Havok wrote:Wait... so people argue that a "chainreaction of events" is what destroyed Alderaan? And that that PLANET WIDE reaction, took, what, a millisecond? Isn't that completely implausible based on physics alone?
An effect propagating outwards from the beam path at lightspeed could cover an entire Earthlike planet in, oh... let's see, radius roughly six thousand kilometers, so... yeah. Twenty milliseconds.
Which is short enough to take about one frame in a movie, if that.
Batman wrote:And I think that's what Simon is getting at. At least as he sees it, the destruction of Alderaan as seen in the movies isn't compatible with real world physics*. I happen to disagree, but I also seriously suck at anything involving math.
*It's incompatible with real world physics anyway because even if it is a DET event there's no 'real world' way in hell to generate that much energy in something the size of the Death Star, but from what I can tell Simon is saying 'even if we dump Mike's calculations (and more) into the planet, the results wouldn't look like that'.

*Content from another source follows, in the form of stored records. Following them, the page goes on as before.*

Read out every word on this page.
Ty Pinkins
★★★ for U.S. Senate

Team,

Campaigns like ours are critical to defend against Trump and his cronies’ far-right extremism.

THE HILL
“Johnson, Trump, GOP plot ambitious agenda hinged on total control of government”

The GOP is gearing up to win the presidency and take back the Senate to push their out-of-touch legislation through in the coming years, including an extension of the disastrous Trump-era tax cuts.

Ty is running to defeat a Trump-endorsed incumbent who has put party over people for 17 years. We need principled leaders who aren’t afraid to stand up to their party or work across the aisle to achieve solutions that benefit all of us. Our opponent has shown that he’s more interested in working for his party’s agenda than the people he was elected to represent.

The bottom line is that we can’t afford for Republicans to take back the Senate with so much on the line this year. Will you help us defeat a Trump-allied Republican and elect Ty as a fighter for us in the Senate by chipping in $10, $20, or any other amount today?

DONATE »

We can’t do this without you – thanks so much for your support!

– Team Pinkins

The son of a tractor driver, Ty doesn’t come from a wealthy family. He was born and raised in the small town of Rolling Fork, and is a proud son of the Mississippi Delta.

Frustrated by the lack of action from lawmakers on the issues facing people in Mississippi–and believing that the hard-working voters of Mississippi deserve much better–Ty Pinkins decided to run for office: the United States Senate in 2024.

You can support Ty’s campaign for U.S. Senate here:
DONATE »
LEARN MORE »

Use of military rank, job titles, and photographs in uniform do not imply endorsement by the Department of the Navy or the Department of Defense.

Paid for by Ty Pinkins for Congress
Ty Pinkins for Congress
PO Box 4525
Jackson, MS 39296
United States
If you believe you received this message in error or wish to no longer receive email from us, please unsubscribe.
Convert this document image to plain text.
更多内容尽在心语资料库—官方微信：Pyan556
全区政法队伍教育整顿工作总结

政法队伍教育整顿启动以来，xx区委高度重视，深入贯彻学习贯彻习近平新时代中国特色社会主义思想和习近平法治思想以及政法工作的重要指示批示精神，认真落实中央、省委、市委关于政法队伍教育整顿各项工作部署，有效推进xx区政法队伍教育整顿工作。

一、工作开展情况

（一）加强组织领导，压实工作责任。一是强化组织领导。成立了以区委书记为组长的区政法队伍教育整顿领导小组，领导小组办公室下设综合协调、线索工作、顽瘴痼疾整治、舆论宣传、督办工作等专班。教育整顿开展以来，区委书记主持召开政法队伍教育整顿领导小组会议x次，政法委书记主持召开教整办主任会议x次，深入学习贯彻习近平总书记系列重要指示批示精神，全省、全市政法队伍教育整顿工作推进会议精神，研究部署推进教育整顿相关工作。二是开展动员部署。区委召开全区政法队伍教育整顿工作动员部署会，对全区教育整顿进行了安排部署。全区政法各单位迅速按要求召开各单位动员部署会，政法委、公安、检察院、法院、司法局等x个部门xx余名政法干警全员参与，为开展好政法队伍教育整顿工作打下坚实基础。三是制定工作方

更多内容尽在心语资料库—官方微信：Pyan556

It's like... Put this way. If you fire a bullet into an apple, you can shred that apple into pieces. But if you watch, the apple doesn't just go "bang" like an exploding firecracker. Not even if it ends up in about as many pieces as if you
had lit a firecracker inside it.
If you pour massive energy into an object along a single, linear beam path, you do
not get a spherically symmetrical blast front propagating outward in all directions.
Vance wrote:Since there is no possible way that the energy needed can be generated from the planet itself (or any chain reaction involving the planet) it must have come from an external source. It is actually easier to hypothesize ways in which the energy could be generated inside the Death Star than it is to explain any impossibly energetic chain reactions involving the planet itself, which is composed of known materials (mostly silicon and iron).
We can accept that the Death Star itself has impossible energy sources, but we can't accept that the Death Star
makes other things draw energy from impossible sources?
There's such a thing as having too little imagination to be qualified to comment on SF.
The energy required to accelerate mass into motion is impossible to circumvent, so there is no way of getting rid of those 1e38 Joules regardless of where they come from.
Yeah, yeah, I heard that the first time five years ago. I don't argue the point. I don't care about the numbers, I have no interest in arguing them up or down.
But seriously, Alderaan blowing up looks more like a spherical blast front, as though the planet itself exploded. It looks very little like what you'd expect if some energetic beam carved through the planet and blew it apart like a bullet smashing through a glass vase.*
*Yes, I know, it wouldn't look
exactly like a bullet hitting a glass vase, let's not be willfully obtuse here. Everyone gets the point, I imagine.